Recientemente se dieron a conocer en las instalaciones de la Secretaría Nacional de Ciencia, Tecnología e Innovación (SENACYT), con sede en Ciudad del Saber, los resultados del Estudio y Monitoreo de los Manglares de la Bahía de Panamá. Un estudio realizado durante un periodo de 2 años, específicamente en los manglares de Juan Díaz y Panamá Viejo, donde se detectó una afectación asociada a la severidad del fenómeno El Niño entre 2015-2016. El Ministerio de Ambiente comunicó a SENACYT que los humedales del Sitio Ramsar de la Bahía de Panamá estaban siendo afectados de forma significativa, por lo que le solicitó identificar recursos económicos para la realización de un estudio y poder diagnosticar de forma rápida las posibles causas de las afectaciones observadas en dichos manglares.

“Nosotros como Fundación Ciudad del Saber, siendo socios naturales con SENACYT, colaboramos con la logística desde el principio y decidimos involucrarnos en la elaboración de este estudio acompañando y proporcionando los espacios ideales y el intercambio entre científicos, con el fin de levantar DATA que pudiese determinar las causas de este fenómeno”, afirmó Sandy Mosquera, Gerente de Dinamización de la FCdS.

La SENACYT y la Fundación Ciudad del Saber convocaron a un grupo interdisciplinario de investigación para analizar el fenómeno. Para realizar el primer análisis en el área de estudio, se formó un grupo compuesto por científicos vinculados a la SENACYT, el Centro Nacional de Metrología (CENAMEP), la Escuela de Biología de la Universidad de Panamá, la Universidad Tecnológica de Panamá, el Instituto de Investigaciones Científicas y Servicios de Alta Tecnología de Panamá (INDICASAT-AIP), el Instituto Smithsonian de Investigaciones Tropicales (STRI), el Proyecto Manglar del Programa de Naciones Unidas para el Desarrollo (UNDP), la Fundación Ciudad del Saber (FCdS), la Sociedad Audubon de Panamá, y expertos internacionales.

El grupo de investigación realizó monitoreo de insectos, evaluación ecológica y fisiológica del bosque de manglar, monitoreo de hongos y enfermedades, evaluación de la calidad ambiental, determinación del nivel de almacenamiento de carbono, prospección geofísica de la zona de estudio, análisis geográfico del área del manglar y monitoreo a través de imágenes aéreas del estado del manglar en toda la Bahía de Panamá. De igual modo, se incorporó el análisis del territorio y la concentración de la población según las cuencas que ocupan para analizar los impactos que generan en la cuenca baja y los manglares. A través de visitas, también se descubrió una gran cantidad de desechos sólidos domésticos e industriales dentro de los manglares, que asfixian sus sistemas de raíces o neumatóforos. Estas actividades antrópicas en las cuencas estudiadas permite un acelerado proceso de muerte del manglar.

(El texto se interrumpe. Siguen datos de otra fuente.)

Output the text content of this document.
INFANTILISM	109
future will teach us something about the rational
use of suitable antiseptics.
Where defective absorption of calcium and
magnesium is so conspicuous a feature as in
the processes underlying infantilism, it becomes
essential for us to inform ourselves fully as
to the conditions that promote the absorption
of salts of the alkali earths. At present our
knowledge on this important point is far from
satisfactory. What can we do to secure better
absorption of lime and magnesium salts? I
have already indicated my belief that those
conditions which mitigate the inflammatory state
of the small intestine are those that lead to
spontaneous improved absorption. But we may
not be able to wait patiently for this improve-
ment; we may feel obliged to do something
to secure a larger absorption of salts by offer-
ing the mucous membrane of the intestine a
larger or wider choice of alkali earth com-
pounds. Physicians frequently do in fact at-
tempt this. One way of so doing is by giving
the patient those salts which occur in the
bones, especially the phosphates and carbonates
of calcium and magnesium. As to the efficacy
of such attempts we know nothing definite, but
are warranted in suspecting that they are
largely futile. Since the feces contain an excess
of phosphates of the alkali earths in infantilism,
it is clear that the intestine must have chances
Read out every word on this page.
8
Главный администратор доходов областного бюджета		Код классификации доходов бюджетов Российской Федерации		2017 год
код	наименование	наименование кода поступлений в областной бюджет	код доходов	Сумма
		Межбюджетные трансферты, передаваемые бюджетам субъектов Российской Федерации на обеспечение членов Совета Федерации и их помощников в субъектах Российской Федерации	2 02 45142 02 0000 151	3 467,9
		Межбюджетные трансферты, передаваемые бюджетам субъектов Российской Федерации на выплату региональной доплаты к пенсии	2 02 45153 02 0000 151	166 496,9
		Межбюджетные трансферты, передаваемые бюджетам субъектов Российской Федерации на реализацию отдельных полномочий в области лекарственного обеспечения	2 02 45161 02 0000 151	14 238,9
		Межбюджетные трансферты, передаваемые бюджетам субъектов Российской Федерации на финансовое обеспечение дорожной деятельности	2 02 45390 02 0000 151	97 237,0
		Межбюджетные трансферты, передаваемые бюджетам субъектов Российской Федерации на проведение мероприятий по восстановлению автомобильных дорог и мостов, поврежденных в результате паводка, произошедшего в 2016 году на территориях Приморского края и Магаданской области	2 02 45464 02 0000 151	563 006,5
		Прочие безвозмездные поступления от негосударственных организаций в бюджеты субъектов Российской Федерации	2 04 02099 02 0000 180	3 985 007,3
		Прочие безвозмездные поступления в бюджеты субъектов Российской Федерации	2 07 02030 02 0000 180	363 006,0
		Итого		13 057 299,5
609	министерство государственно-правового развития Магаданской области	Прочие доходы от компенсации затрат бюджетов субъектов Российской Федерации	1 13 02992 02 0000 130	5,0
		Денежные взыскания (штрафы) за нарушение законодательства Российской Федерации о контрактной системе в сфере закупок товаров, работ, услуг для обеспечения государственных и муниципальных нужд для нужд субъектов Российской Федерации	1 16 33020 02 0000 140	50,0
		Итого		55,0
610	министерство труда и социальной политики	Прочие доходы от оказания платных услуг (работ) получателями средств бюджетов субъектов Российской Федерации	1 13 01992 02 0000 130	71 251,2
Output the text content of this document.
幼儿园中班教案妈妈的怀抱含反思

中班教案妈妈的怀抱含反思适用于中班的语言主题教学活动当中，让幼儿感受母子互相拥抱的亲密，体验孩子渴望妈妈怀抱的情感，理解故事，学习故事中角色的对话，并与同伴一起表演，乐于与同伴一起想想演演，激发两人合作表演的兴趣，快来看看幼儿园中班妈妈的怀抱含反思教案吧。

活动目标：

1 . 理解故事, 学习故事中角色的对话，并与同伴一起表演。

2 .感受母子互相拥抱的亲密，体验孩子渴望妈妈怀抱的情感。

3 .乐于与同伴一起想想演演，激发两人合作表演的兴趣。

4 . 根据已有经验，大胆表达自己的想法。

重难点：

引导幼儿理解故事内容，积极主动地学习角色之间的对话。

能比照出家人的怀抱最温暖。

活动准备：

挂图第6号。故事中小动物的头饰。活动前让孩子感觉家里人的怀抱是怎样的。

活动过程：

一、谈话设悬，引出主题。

Los manglares constituyen uno de los ecosistemas más diversos en términos de la cantidad de especies que albergan, desde las raíces hasta el dosel de su bosque, y representan uno de nuestros principales activos. Sin embargo, es un ecosistema frágil en riesgo de desaparecer. De este modo, se requieren acciones concretas de investigación y conservación organizadas y ejecutadas en conjunto con las autoridades, y una población mejor informada y organizada, que pueda ayudar a revertir el proceso de deterioro de los servicios económicos y ambientales que ofrecen los manglares.

Los científicos, de la mano de las instituciones que avalan este estudio, hacen un llamado a todos los actores involucrados: autoridades locales, nacionales, grupos empresariales, comunidades de las cuencas donde hay manglares, académicos y científicos para unir esfuerzos y desarrollar un plan para recuperar la dinámica y servicios de los manglares.

La tarea es urgente, pues los manglares son clave para la seguridad alimentaria y constituyen nuestra primera línea de defensa contra los fenómenos naturales y de mitigación contra el cambio climático.